Let $\mathbf{A}$ denote the adjacency matrix of $G$. Let $S$ be an arbitrary set of $k$ vertices and $\mathbf{A}_{S}$ denote the principal submatrix corresponding to $S$, i.e. $\mathbf{A}_{S}$ is the $k\times k$ adjacency of the graph induced by $S$. If the vertices in $S$ form a $k$-clique in $G$, then all off-diagonal entries of $\mathbf{A}_{S}$ are equal to $1$, and its principal eigenvalue $\lambda_{1}(\mathbf{A}_{S}) = k-1$. In any other case, that is, if $S$ is not a $k$-clique, then $\lambda_{1}(\mathbf{A}_{S}) < k-1$. Finally, note that since $G$ is $k$-partite, a $k$-clique (if one exists) will contain a single vertex from each of the sets $V_{i}$, $i=1,\dots,k$.

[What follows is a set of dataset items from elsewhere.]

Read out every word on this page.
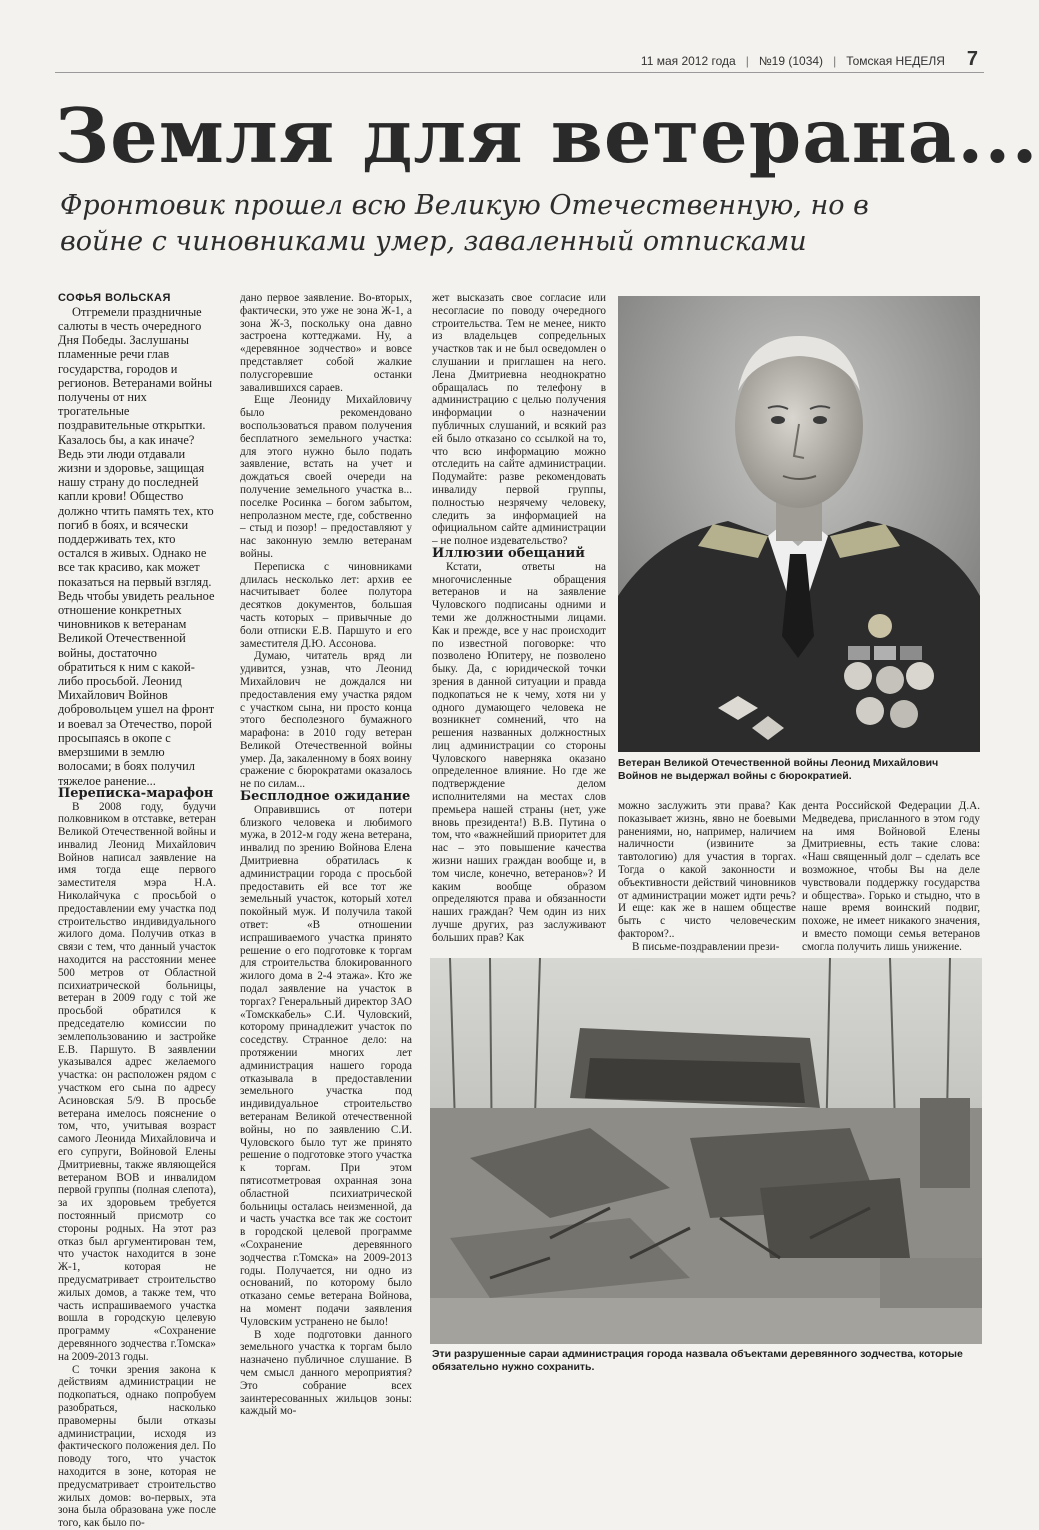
11 мая 2012 года | №19 (1034) | Томская НЕДЕЛЯ 7
Земля для ветерана...
Фронтовик прошел всю Великую Отечественную, но в войне с чиновниками умер, заваленный отписками

СОФЬЯ ВОЛЬСКАЯ

Отгремели праздничные салюты в честь очередного Дня Победы. Заслушаны пламенные речи глав государства, городов и регионов. Ветеранами войны получены от них трогательные поздравительные открытки. Казалось бы, а как иначе? Ведь эти люди отдавали жизни и здоровье, защищая нашу страну до последней капли крови! Общество должно чтить память тех, кто погиб в боях, и всячески поддерживать тех, кто остался в живых. Однако не все так красиво, как может показаться на первый взгляд. Ведь чтобы увидеть реальное отношение конкретных чиновников к ветеранам Великой Отечественной войны, достаточно обратиться к ним с какой-либо просьбой. Леонид Михайлович Войнов добровольцем ушел на фронт и воевал за Отечество, порой просыпаясь в окопе с вмерзшими в землю волосами; в боях получил тяжелое ранение...

Переписка-марафон

В 2008 году, будучи полковником в отставке, ветеран Великой Отечественной войны и инвалид Леонид Михайлович Войнов написал заявление на имя тогда еще первого заместителя мэра Н.А. Николайчука с просьбой о предоставлении ему участка под строительство индивидуального жилого дома. Получив отказ в связи с тем, что данный участок находится на расстоянии менее 500 метров от Областной психиатрической больницы, ветеран в 2009 году с той же просьбой обратился к председателю комиссии по землепользованию и застройке Е.В. Паршуто. В заявлении указывался адрес желаемого участка: он расположен рядом с участком его сына по адресу Асиновская 5/9. В просьбе ветерана имелось пояснение о том, что, учитывая возраст самого Леонида Михайловича и его супруги, Войновой Елены Дмитриевны, также являющейся ветераном ВОВ и инвалидом первой группы (полная слепота), за их здоровьем требуется постоянный присмотр со стороны родных. На этот раз отказ был аргументирован тем, что участок находится в зоне Ж-1, которая не предусматривает строительство жилых домов, а также тем, что часть испрашиваемого участка вошла в городскую целевую программу «Сохранение деревянного зодчества г.Томска» на 2009-2013 годы.

С точки зрения закона к действиям администрации не подкопаться, однако попробуем разобраться, насколько правомерны были отказы администрации, исходя из фактического положения дел. По поводу того, что участок находится в зоне, которая не предусматривает строительство жилых домов: во-первых, эта зона была образована уже после того, как было по-

дано первое заявление. Во-вторых, фактически, это уже не зона Ж-1, а зона Ж-3, поскольку она давно застроена коттеджами. Ну, а «деревянное зодчество» и вовсе представляет собой жалкие полусгоревшие останки завалившихся сараев.

Еще Леониду Михайловичу было рекомендовано воспользоваться правом получения бесплатного земельного участка: для этого нужно было подать заявление, встать на учет и дождаться своей очереди на получение земельного участка в... поселке Росинка – богом забытом, непролазном месте, где, собственно – стыд и позор! – предоставляют у нас законную землю ветеранам войны.

Переписка с чиновниками длилась несколько лет: архив ее насчитывает более полутора десятков документов, большая часть которых – привычные до боли отписки Е.В. Паршуто и его заместителя Д.Ю. Ассонова.

Думаю, читатель вряд ли удивится, узнав, что Леонид Михайлович не дождался ни предоставления ему участка рядом с участком сына, ни просто конца этого бесполезного бумажного марафона: в 2010 году ветеран Великой Отечественной войны умер. Да, закаленному в боях воину сражение с бюрократами оказалось не по силам...

Бесплодное ожидание

Оправившись от потери близкого человека и любимого мужа, в 2012-м году жена ветерана, инвалид по зрению Войнова Елена Дмитриевна обратилась к администрации города с просьбой предоставить ей все тот же земельный участок, который хотел покойный муж. И получила такой ответ: «В отношении испрашиваемого участка принято решение о его подготовке к торгам для строительства блокированного жилого дома в 2-4 этажа». Кто же подал заявление на участок в торгах? Генеральный директор ЗАО «Томсккабель» С.И. Чуловский, которому принадлежит участок по соседству. Странное дело: на протяжении многих лет администрация нашего города отказывала в предоставлении земельного участка под индивидуальное строительство ветеранам Великой отечественной войны, но по заявлению С.И. Чуловского было тут же принято решение о подготовке этого участка к торгам. При этом пятисотметровая охранная зона областной психиатрической больницы осталась неизменной, да и часть участка все так же состоит в городской целевой программе «Сохранение деревянного зодчества г.Томска» на 2009-2013 годы. Получается, ни одно из оснований, по которому было отказано семье ветерана Войнова, на момент подачи заявления Чуловским устранено не было!

В ходе подготовки данного земельного участка к торгам было назначено публичное слушание. В чем смысл данного мероприятия? Это собрание всех заинтересованных жильцов зоны: каждый мо-

жет высказать свое согласие или несогласие по поводу очередного строительства. Тем не менее, никто из владельцев сопредельных участков так и не был осведомлен о слушании и приглашен на него. Лена Дмитриевна неоднократно обращалась по телефону в администрацию с целью получения информации о назначении публичных слушаний, и всякий раз ей было отказано со ссылкой на то, что всю информацию можно отследить на сайте администрации. Подумайте: разве рекомендовать инвалиду первой группы, полностью незрячему человеку, следить за информацией на официальном сайте администрации – не полное издевательство?

Иллюзии обещаний

Кстати, ответы на многочисленные обращения ветеранов и на заявление Чуловского подписаны одними и теми же должностными лицами. Как и прежде, все у нас происходит по известной поговорке: что позволено Юпитеру, не позволено быку. Да, с юридической точки зрения в данной ситуации и правда подкопаться не к чему, хотя ни у одного думающего человека не возникнет сомнений, что на решения названных должностных лиц администрации со стороны Чуловского наверняка оказано определенное влияние. Но где же подтверждение делом исполнителями на местах слов премьера нашей страны (нет, уже вновь президента!) В.В. Путина о том, что «важнейший приоритет для нас – это повышение качества жизни наших граждан вообще и, в том числе, конечно, ветеранов»? И каким вообще образом определяются права и обязанности наших граждан? Чем один из них лучше других, раз заслуживают больших прав? Как

Ветеран Великой Отечественной войны Леонид Михайлович Войнов не выдержал войны с бюрократией.

можно заслужить эти права? Как показывает жизнь, явно не боевыми ранениями, но, например, наличием наличности (извините за тавтологию) для участия в торгах. Тогда о какой законности и объективности действий чиновников от администрации может идти речь? И еще: как же в нашем обществе быть с чисто человеческим фактором?..

В письме-поздравлении прези-

дента Российской Федерации Д.А. Медведева, присланного в этом году на имя Войновой Елены Дмитриевны, есть такие слова: «Наш священный долг – сделать все возможное, чтобы Вы на деле чувствовали поддержку государства и общества». Горько и стыдно, что в наше время воинский подвиг, похоже, не имеет никакого значения, и вместо помощи семья ветеранов смогла получить лишь унижение.

Эти разрушенные сараи администрация города назвала объектами деревянного зодчества, которые обязательно нужно сохранить.
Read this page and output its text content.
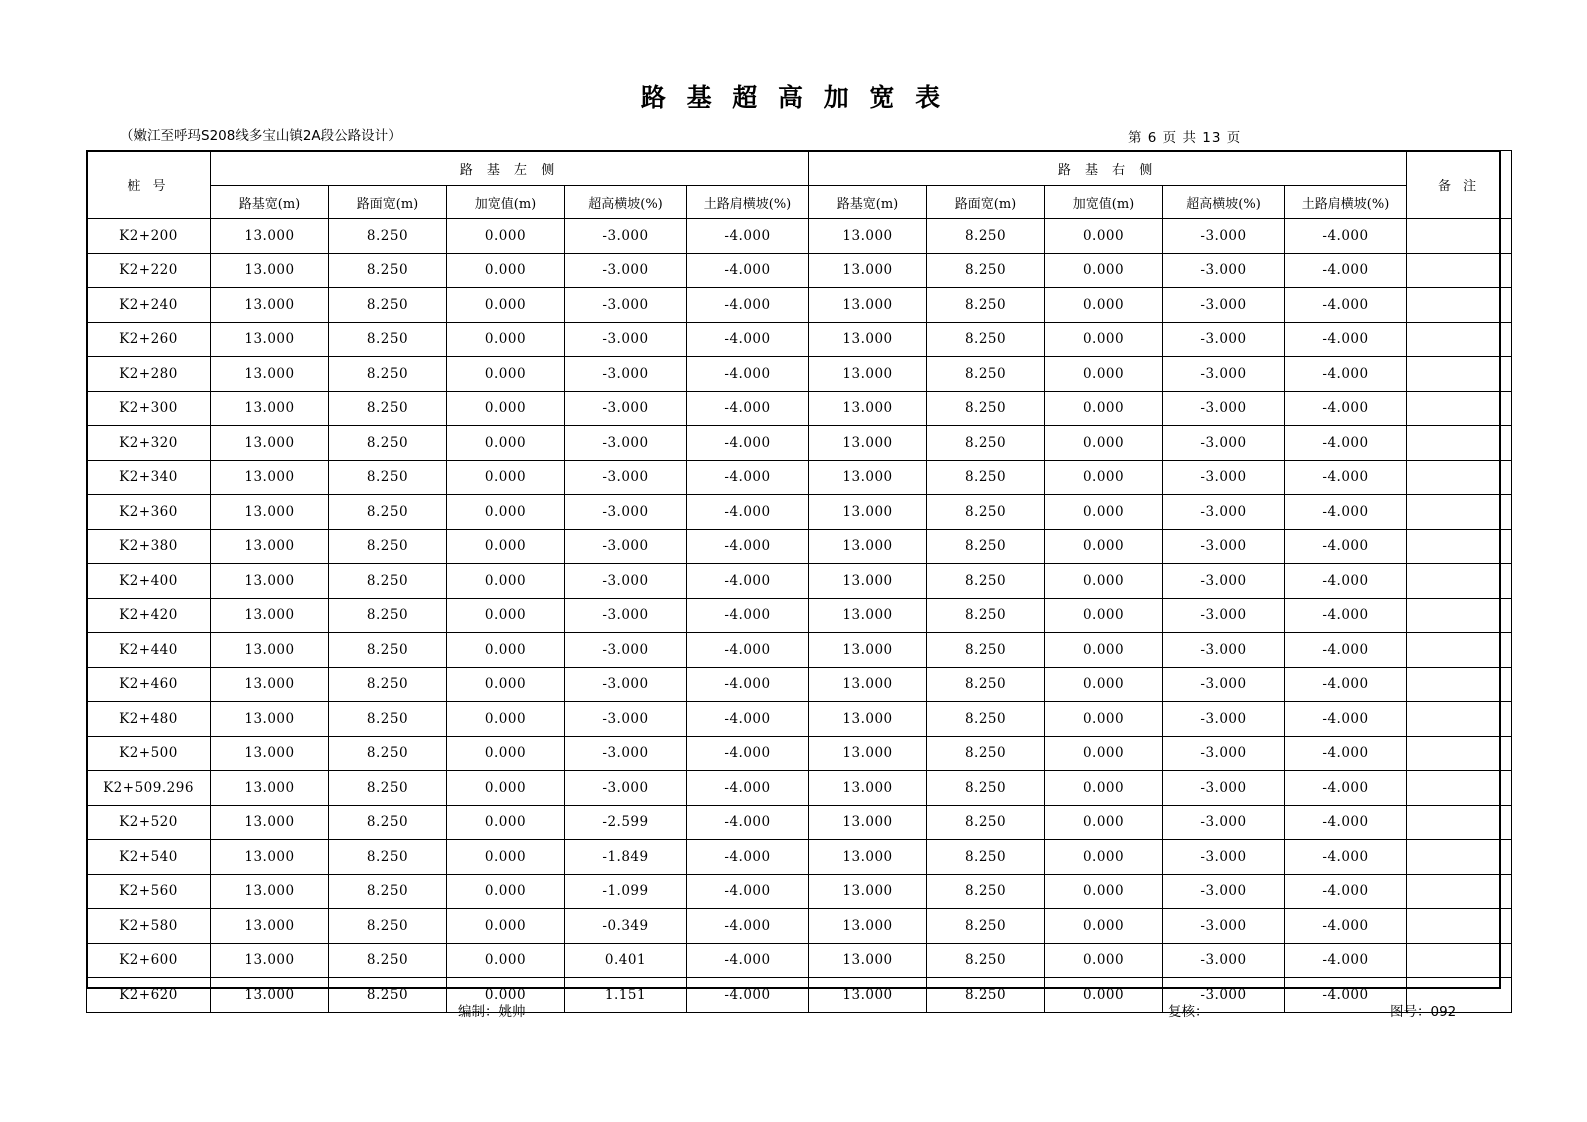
路 基 超 高 加 宽 表
（嫩江至呼玛S208线多宝山镇2A段公路设计）	第 6 页 共 13 页
桩 号	路 基 左 侧					路 基 右 侧					备 注
	路基宽(m)	路面宽(m)	加宽值(m)	超高横坡(%)	土路肩横坡(%)	路基宽(m)	路面宽(m)	加宽值(m)	超高横坡(%)	土路肩横坡(%)	
K2+200	13.000	8.250	0.000	-3.000	-4.000	13.000	8.250	0.000	-3.000	-4.000	
K2+220	13.000	8.250	0.000	-3.000	-4.000	13.000	8.250	0.000	-3.000	-4.000	
K2+240	13.000	8.250	0.000	-3.000	-4.000	13.000	8.250	0.000	-3.000	-4.000	
K2+260	13.000	8.250	0.000	-3.000	-4.000	13.000	8.250	0.000	-3.000	-4.000	
K2+280	13.000	8.250	0.000	-3.000	-4.000	13.000	8.250	0.000	-3.000	-4.000	
K2+300	13.000	8.250	0.000	-3.000	-4.000	13.000	8.250	0.000	-3.000	-4.000	
K2+320	13.000	8.250	0.000	-3.000	-4.000	13.000	8.250	0.000	-3.000	-4.000	
K2+340	13.000	8.250	0.000	-3.000	-4.000	13.000	8.250	0.000	-3.000	-4.000	
K2+360	13.000	8.250	0.000	-3.000	-4.000	13.000	8.250	0.000	-3.000	-4.000	
K2+380	13.000	8.250	0.000	-3.000	-4.000	13.000	8.250	0.000	-3.000	-4.000	
K2+400	13.000	8.250	0.000	-3.000	-4.000	13.000	8.250	0.000	-3.000	-4.000	
K2+420	13.000	8.250	0.000	-3.000	-4.000	13.000	8.250	0.000	-3.000	-4.000	
K2+440	13.000	8.250	0.000	-3.000	-4.000	13.000	8.250	0.000	-3.000	-4.000	
K2+460	13.000	8.250	0.000	-3.000	-4.000	13.000	8.250	0.000	-3.000	-4.000	
K2+480	13.000	8.250	0.000	-3.000	-4.000	13.000	8.250	0.000	-3.000	-4.000	
K2+500	13.000	8.250	0.000	-3.000	-4.000	13.000	8.250	0.000	-3.000	-4.000	
K2+509.296	13.000	8.250	0.000	-3.000	-4.000	13.000	8.250	0.000	-3.000	-4.000	
K2+520	13.000	8.250	0.000	-2.599	-4.000	13.000	8.250	0.000	-3.000	-4.000	
K2+540	13.000	8.250	0.000	-1.849	-4.000	13.000	8.250	0.000	-3.000	-4.000	
K2+560	13.000	8.250	0.000	-1.099	-4.000	13.000	8.250	0.000	-3.000	-4.000	
K2+580	13.000	8.250	0.000	-0.349	-4.000	13.000	8.250	0.000	-3.000	-4.000	
K2+600	13.000	8.250	0.000	0.401	-4.000	13.000	8.250	0.000	-3.000	-4.000	
K2+620	13.000	8.250	0.000	1.151	-4.000	13.000	8.250	0.000	-3.000	-4.000	
编制：姚帅	复核：	图号：092
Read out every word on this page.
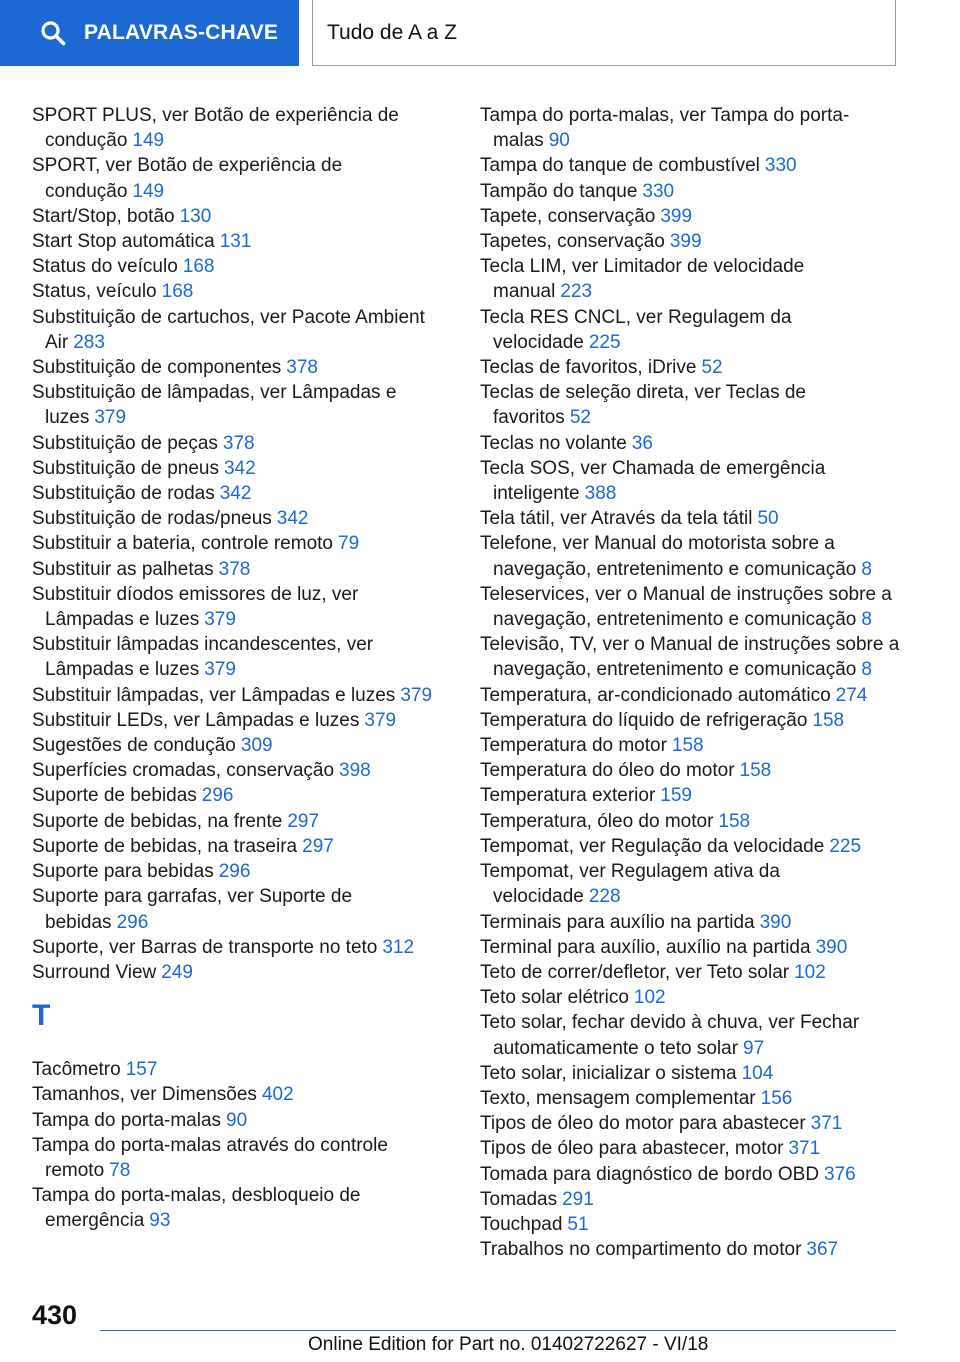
PALAVRAS-CHAVE Tudo de A a Z
SPORT PLUS, ver Botão de experiência de condução 149
SPORT, ver Botão de experiência de condução 149
Start/Stop, botão 130
Start Stop automática 131
Status do veículo 168
Status, veículo 168
Substituição de cartuchos, ver Pacote Ambient Air 283
Substituição de componentes 378
Substituição de lâmpadas, ver Lâmpadas e luzes 379
Substituição de peças 378
Substituição de pneus 342
Substituição de rodas 342
Substituição de rodas/pneus 342
Substituir a bateria, controle remoto 79
Substituir as palhetas 378
Substituir díodos emissores de luz, ver Lâmpadas e luzes 379
Substituir lâmpadas incandescentes, ver Lâmpadas e luzes 379
Substituir lâmpadas, ver Lâmpadas e luzes 379
Substituir LEDs, ver Lâmpadas e luzes 379
Sugestões de condução 309
Superfícies cromadas, conservação 398
Suporte de bebidas 296
Suporte de bebidas, na frente 297
Suporte de bebidas, na traseira 297
Suporte para bebidas 296
Suporte para garrafas, ver Suporte de bebidas 296
Suporte, ver Barras de transporte no teto 312
Surround View 249
T
Tacômetro 157
Tamanhos, ver Dimensões 402
Tampa do porta-malas 90
Tampa do porta-malas através do controle remoto 78
Tampa do porta-malas, desbloqueio de emergência 93
Tampa do porta-malas, ver Tampa do porta-malas 90
Tampa do tanque de combustível 330
Tampão do tanque 330
Tapete, conservação 399
Tapetes, conservação 399
Tecla LIM, ver Limitador de velocidade manual 223
Tecla RES CNCL, ver Regulagem da velocidade 225
Teclas de favoritos, iDrive 52
Teclas de seleção direta, ver Teclas de favoritos 52
Teclas no volante 36
Tecla SOS, ver Chamada de emergência inteligente 388
Tela tátil, ver Através da tela tátil 50
Telefone, ver Manual do motorista sobre a navegação, entretenimento e comunicação 8
Teleservices, ver o Manual de instruções sobre a navegação, entretenimento e comunicação 8
Televisão, TV, ver o Manual de instruções sobre a navegação, entretenimento e comunicação 8
Temperatura, ar-condicionado automático 274
Temperatura do líquido de refrigeração 158
Temperatura do motor 158
Temperatura do óleo do motor 158
Temperatura exterior 159
Temperatura, óleo do motor 158
Tempomat, ver Regulação da velocidade 225
Tempomat, ver Regulagem ativa da velocidade 228
Terminais para auxílio na partida 390
Terminal para auxílio, auxílio na partida 390
Teto de correr/defletor, ver Teto solar 102
Teto solar elétrico 102
Teto solar, fechar devido à chuva, ver Fechar automaticamente o teto solar 97
Teto solar, inicializar o sistema 104
Texto, mensagem complementar 156
Tipos de óleo do motor para abastecer 371
Tipos de óleo para abastecer, motor 371
Tomada para diagnóstico de bordo OBD 376
Tomadas 291
Touchpad 51
Trabalhos no compartimento do motor 367
430
Online Edition for Part no. 01402722627 - VI/18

Let $\mathbf{A}^{\prime} = \mathbf{A} + |\lambda_{n}(\mathbf{A})|\cdot\mathbf{I}$, where $\lambda_{n}(\mathbf{A})$ is the smallest eigenvalue of $\mathbf{A}$; $\mathbf{A}^{\prime}$ is a PSD matrix. Further, consider $k$ disjoint groups of variables corresponding to the sets $V_{1}, \dots, V_{k}$ of $G$. We solve the quadratic maximization with input $\mathbf{A}^{\prime}$ and the specified groups of variables. The maximum objective value will be equal to $k-1 + |\lambda_{n}(\mathbf{A})|$ if and only if $G$ contains a $k$-clique.